Democrats on the Senate Agriculture Committee clashed with Agriculture Secretary Sonny Perdue over his plan to make it harder for states to get waivers from work requirements in the Supplemental Nutrition Assistance Program.
The committee’s ranking member, Debbie Stabenow, D-Mich., (shown above) told Perdue at a hearing Thursday that the proposed SNAP rule, issued the same day that President Donald Trump signed the new farm bill, was an “end run around the law that would leave families hungry.”
She urged Perdue to withdraw the rule, pledging that it would face “fierce opposition” from lawmakers and anti-hunger advocates.
Sen. Sherrod Brown, D-Ohio, and Kirsten Gillibrand, D-N.Y., expressed concern that the rule could deny SNAP benefits to people who can’t work because they have undiagnosed mental illnesses or other disabilities.
“We debated and rejected some of the things you are planning to do,” Brown said. “I understand you want to put people to work. So do I,” he added.
Perdue, who faced similar criticism on Wednesday during an appearance before the House Agriculture Committee, defended the rule as needed to push able-bodied adults without dependents into employment.
The rule would still allow states to get waivers from the work requirements “where high unemployment may occur from loss of a company or something like that,” Perdue told Gillibrand. “We do not believe that in states where employment is 4 percent that able-bodied adults should be able to stay on food assistance interminably.”
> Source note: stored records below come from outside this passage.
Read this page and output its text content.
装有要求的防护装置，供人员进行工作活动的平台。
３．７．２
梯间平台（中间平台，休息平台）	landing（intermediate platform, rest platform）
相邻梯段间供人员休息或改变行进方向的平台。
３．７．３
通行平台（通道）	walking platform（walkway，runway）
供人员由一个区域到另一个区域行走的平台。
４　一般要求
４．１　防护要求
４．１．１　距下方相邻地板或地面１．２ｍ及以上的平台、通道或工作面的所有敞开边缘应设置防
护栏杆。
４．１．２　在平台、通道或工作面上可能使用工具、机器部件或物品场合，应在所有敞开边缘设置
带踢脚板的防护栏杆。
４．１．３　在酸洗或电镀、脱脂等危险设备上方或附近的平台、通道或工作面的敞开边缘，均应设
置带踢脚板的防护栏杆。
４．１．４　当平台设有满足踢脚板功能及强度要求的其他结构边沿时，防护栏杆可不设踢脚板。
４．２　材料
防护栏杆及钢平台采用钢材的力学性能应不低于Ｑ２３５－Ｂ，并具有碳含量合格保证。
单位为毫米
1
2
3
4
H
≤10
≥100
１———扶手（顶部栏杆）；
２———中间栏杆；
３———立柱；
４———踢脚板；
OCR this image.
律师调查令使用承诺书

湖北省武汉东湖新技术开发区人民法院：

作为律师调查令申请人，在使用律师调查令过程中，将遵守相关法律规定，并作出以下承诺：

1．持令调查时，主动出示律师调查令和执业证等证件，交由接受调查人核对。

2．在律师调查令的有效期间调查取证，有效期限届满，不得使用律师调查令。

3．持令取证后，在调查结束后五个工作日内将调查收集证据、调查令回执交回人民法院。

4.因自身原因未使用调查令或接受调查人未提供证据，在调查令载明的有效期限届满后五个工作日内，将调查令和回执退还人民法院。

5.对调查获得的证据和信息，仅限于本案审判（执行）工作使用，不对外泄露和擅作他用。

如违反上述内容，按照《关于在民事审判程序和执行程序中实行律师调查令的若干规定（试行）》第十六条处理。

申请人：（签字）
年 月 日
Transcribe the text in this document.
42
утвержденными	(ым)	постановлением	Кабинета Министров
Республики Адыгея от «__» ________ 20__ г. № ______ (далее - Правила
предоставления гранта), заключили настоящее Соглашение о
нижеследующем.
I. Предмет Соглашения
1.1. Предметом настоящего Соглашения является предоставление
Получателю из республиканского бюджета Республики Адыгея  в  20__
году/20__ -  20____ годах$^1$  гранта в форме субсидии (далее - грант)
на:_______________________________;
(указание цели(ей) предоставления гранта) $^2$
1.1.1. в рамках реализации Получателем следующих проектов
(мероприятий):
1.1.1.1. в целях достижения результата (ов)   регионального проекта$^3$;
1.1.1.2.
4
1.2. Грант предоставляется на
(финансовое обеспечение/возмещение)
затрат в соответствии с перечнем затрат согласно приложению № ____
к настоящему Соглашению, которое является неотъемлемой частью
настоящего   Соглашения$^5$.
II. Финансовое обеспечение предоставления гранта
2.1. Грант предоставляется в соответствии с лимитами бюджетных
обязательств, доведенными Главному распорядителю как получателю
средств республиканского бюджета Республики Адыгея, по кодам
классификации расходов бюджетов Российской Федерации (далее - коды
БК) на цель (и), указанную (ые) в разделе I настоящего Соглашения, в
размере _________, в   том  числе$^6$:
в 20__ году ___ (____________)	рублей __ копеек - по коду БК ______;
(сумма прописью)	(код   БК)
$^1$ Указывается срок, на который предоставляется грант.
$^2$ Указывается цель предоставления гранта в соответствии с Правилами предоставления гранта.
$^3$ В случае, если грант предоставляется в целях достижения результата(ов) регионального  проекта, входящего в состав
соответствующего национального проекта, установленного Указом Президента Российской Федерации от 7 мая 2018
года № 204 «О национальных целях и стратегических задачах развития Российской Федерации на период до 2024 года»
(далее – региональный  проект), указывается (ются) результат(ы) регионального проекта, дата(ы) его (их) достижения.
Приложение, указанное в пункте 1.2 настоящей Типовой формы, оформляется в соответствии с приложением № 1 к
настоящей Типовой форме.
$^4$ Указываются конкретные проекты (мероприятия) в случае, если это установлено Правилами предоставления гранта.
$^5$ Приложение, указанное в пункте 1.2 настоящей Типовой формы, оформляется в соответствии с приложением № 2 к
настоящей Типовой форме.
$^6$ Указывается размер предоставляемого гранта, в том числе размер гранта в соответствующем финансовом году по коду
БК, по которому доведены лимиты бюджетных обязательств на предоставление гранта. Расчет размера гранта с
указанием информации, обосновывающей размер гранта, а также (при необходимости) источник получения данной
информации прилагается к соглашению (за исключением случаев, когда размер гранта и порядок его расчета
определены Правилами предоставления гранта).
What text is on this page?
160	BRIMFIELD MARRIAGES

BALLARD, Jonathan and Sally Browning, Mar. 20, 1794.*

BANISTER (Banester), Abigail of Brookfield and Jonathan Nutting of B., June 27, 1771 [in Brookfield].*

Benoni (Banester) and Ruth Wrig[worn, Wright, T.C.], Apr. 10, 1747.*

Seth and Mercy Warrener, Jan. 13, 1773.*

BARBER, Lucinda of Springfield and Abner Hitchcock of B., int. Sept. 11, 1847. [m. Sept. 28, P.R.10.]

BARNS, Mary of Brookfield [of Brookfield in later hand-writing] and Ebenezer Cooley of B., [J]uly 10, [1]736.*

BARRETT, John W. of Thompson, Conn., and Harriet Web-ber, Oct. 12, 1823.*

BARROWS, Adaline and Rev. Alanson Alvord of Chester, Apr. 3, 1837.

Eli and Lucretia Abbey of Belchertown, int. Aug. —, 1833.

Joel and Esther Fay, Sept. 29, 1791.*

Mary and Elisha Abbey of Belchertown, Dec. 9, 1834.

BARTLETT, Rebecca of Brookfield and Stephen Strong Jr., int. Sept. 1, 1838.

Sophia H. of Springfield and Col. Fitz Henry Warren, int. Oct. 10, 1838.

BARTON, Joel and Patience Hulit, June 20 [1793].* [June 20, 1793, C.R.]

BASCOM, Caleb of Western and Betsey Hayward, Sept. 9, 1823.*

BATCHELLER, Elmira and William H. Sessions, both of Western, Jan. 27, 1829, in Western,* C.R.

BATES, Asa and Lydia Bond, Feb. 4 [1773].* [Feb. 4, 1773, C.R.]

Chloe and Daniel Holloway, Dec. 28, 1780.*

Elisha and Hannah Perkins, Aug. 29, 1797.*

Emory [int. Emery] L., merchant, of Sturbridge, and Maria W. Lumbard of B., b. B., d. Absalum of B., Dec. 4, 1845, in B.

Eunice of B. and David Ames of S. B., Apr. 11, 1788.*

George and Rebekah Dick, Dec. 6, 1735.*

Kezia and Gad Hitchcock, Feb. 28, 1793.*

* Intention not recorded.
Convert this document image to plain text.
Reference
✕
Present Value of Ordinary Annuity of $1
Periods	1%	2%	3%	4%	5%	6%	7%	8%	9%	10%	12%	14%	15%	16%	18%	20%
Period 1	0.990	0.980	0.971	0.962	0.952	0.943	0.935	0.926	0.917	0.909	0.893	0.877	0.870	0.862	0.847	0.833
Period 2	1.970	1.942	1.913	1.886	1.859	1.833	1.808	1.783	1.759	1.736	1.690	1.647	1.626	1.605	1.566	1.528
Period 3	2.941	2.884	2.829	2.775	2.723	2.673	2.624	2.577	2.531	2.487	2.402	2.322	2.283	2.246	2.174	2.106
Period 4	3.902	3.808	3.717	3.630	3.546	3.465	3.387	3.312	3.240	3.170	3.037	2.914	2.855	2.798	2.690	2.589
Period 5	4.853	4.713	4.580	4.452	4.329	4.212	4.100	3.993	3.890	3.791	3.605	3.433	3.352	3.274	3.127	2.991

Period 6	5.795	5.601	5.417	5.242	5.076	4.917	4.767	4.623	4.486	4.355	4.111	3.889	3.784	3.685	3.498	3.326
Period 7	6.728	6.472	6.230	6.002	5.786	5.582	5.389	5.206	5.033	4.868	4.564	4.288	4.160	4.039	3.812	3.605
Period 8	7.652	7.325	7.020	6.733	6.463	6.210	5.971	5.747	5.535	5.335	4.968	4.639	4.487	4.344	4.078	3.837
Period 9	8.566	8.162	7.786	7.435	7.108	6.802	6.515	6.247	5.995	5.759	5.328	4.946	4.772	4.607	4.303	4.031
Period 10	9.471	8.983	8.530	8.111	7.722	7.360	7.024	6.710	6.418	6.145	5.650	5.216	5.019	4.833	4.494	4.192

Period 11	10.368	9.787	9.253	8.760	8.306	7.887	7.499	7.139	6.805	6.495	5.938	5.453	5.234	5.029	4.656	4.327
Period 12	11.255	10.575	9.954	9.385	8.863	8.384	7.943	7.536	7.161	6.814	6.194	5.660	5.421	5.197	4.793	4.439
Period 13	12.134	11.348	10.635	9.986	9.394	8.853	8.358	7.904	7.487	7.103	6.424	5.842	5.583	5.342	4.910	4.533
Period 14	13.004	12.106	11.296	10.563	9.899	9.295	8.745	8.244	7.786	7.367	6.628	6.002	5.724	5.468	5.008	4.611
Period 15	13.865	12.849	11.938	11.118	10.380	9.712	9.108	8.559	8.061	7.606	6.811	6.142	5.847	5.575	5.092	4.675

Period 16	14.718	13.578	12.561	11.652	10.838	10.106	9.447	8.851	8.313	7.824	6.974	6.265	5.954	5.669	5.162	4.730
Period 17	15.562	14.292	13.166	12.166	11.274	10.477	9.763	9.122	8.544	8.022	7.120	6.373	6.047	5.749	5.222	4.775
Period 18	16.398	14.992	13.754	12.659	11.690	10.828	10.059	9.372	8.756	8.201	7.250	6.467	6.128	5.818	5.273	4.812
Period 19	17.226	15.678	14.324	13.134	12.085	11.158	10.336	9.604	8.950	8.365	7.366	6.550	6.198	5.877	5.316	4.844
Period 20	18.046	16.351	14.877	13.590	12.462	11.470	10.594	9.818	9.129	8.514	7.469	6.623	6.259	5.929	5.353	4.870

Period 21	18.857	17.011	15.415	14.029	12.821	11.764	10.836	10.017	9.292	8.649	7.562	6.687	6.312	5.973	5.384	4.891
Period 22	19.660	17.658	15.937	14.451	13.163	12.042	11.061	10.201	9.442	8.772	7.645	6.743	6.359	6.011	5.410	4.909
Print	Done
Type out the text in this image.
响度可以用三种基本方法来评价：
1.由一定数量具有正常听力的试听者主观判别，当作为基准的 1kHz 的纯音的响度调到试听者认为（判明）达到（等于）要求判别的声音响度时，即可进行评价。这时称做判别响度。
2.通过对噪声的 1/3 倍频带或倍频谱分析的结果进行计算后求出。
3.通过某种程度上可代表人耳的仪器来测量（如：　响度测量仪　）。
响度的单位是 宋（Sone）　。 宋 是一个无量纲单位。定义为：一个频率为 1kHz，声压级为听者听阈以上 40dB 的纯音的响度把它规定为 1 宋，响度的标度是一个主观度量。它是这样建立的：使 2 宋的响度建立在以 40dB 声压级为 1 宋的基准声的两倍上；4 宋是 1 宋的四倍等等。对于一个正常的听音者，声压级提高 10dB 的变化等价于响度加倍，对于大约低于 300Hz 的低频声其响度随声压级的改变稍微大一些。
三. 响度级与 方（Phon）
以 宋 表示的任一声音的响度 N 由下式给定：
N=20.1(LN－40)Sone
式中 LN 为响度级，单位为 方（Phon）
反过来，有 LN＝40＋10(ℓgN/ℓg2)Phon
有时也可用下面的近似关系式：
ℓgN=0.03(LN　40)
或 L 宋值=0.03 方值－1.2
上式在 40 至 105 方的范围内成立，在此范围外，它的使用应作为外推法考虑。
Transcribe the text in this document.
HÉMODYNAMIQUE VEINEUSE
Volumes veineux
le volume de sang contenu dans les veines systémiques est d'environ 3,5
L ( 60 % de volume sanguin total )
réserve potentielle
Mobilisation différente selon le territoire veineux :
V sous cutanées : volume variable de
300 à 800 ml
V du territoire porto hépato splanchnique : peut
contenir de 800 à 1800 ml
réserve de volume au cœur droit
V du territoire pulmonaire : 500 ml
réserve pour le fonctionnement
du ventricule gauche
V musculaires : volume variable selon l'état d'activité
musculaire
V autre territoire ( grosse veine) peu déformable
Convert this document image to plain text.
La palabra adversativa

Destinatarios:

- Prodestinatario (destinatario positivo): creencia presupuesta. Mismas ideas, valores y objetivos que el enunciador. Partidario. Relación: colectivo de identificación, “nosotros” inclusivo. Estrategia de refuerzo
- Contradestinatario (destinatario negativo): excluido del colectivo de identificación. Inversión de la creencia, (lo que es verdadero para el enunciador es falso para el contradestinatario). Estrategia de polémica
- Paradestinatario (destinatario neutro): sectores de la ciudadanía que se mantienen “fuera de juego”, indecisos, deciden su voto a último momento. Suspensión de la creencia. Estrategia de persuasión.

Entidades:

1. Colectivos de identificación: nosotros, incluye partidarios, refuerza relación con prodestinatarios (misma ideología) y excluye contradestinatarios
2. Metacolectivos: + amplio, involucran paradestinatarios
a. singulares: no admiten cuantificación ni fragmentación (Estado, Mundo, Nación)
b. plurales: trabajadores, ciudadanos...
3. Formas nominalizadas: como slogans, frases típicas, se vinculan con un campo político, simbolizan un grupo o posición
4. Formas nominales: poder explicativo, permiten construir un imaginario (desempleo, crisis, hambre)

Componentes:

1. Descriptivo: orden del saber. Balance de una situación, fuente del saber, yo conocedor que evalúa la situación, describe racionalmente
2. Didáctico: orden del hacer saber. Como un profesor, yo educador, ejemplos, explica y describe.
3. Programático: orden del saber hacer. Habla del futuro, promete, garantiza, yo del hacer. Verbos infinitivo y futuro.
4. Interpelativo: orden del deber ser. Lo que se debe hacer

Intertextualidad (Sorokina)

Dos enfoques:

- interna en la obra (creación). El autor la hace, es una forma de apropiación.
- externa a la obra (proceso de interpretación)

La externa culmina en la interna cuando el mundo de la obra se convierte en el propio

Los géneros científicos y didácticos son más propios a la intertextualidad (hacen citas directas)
The proposed rule would overhaul the waiver process first developed by the Clinton administration after Congress overhauled SNAP and other welfare programs in 1996. Able-bodied adults without dependents (ABAWDs) are supposed to work or be in a job training program for at least 20 hours a week unless they live in an area exempted from the requirement. Without one of the waivers, ABAWDs can be out of work for only three months of every three years.
The most significant change in the proposed rule would prevent states or areas of states from getting waivers unless their unemployment rate is at least 7 percent. That restriction, coupled with additional changes, would reduce the areas that qualify for waivers by about 75 percent, according to USDA. The restrictions would cut the cost of the program by an estimated $15 billion over 10 years.
House Agriculture Chairman Collin Peterson, D-Minn., told reporters after Wednesday’s hearing that he expected the proposed rule to be tied up in court for some time.
Perdue provided few new details Thursday of his farm bill implementation schedule beyond what he disclosed at the House hearing.
However, he told Sen. John Thune, R-S.D., that the Farm Service Agency would switch this year to using Risk Management Agency data for determining county crop yields under the Agriculture Risk Coverage program. ARC yields have been determined by National Agricultural Statistics Service.
Addressing a concern raised by Stabenow, Perdue also said that FSA was going to have to undertake outreach with milk producers to sell them on the Dairy Margin Coverage program, an overhauled version of the Margin Protection Program.
"We've got to rebrand and sell it, because this is a great program,” Perdue said.